Estamos conectados con ellos. Con la Interpol, quiero decir. Por enlace directo. Y con el FBI y la CIA.
– ¡Qué pasada! -exclamó Adam sin poder ocultar su admiración.
Gösta no paró de reír durante todo el trayecto de regreso.
Fue poniendo la mesa con esmero. El mantel amarillo que tanto le gustaba a Britta. La vajilla blanca con decoración en relieve. Los candelabros que les habían regalado para la boda.

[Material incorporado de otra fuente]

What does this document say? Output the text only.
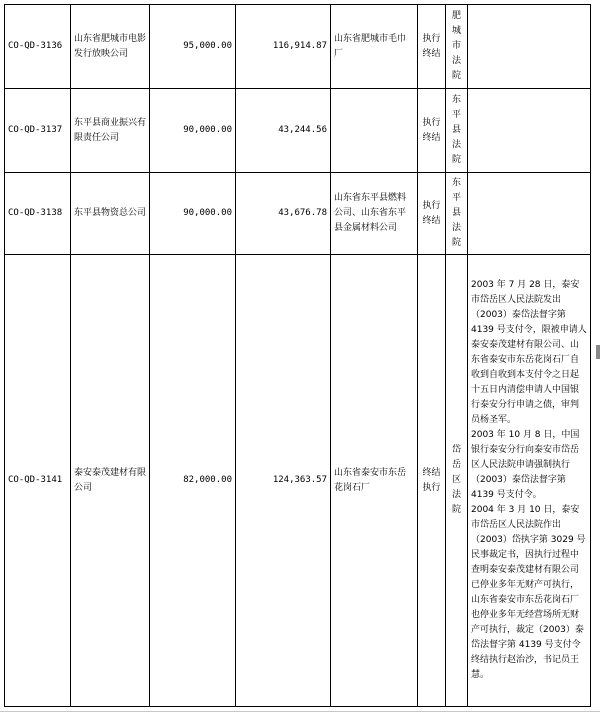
CO-QD-3136	山东省肥城市电影发行放映公司	95,000.00	116,914.87	山东省肥城市毛巾厂	执行终结	肥城市法院	

CO-QD-3137	东平县商业振兴有限责任公司	90,000.00	43,244.56		执行终结	东平县法院	

CO-QD-3138	东平县物资总公司	90,000.00	43,676.78	山东省东平县燃料公司、山东省东平县金属材料公司	执行终结	东平县法院	

CO-QD-3141	泰安泰茂建材有限公司	82,000.00	124,363.57	山东省泰安市东岳花岗石厂	终结执行	岱岳区法院	2003 年 7 月 28 日，泰安市岱岳区人民法院发出（2003）泰岱法督字第 4139 号支付令，限被申请人泰安泰茂建材有限公司、山东省泰安市东岳花岗石厂自收到自收到本支付令之日起十五日内清偿申请人中国银行泰安分行申请之债，审判员杨圣军。
2003 年 10 月 8 日，中国银行泰安分行向泰安市岱岳区人民法院申请强制执行（2003）泰岱法督字第 4139 号支付令。
2004 年 3 月 10 日，泰安市岱岳区人民法院作出（2003）岱执字第 3029 号民事裁定书，因执行过程中查明泰安泰茂建材有限公司已停业多年无财产可执行，山东省泰安市东岳花岗石厂也停业多年无经营场所无财产可执行，裁定（2003）泰岱法督字第 4139 号支付令终结执行赵治沙，书记员王慧。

Y flores en un jarrón. Britta siempre insistía en ello. Con independencia de la estación, siempre ponía flores en la mesa. Era cliente habitual de la floristería o, al menos, lo había sido. Últimamente era Herman el que se pasaba por allí casi siempre.
Y es que él quería que todo fuese como de costumbre. Si todo en su entorno continuaba inalterado, la espiral descendente quizá pudiera retrasarse, si no detenerse del todo.
Lo peor fue al principio. Antes de conocer el diagnóstico. Britta había sido siempre tan ordenada. Nadie comprendía por qué, de repente, no encontraba las llaves del coche, cómo podía equivocarse de nombre al llamar a los niños, por qué no recordaba el número de teléfono de sus amigas de toda la vida. Lo achacaban al cansancio y al estrés. Britta empezó a tomar hierro y complejos multivitamínicos, porque creían que quizá tuviese algún tipo de anemia. Pero no pudieron seguir cerrando los ojos al hecho, algo grave estaba ocurriendo.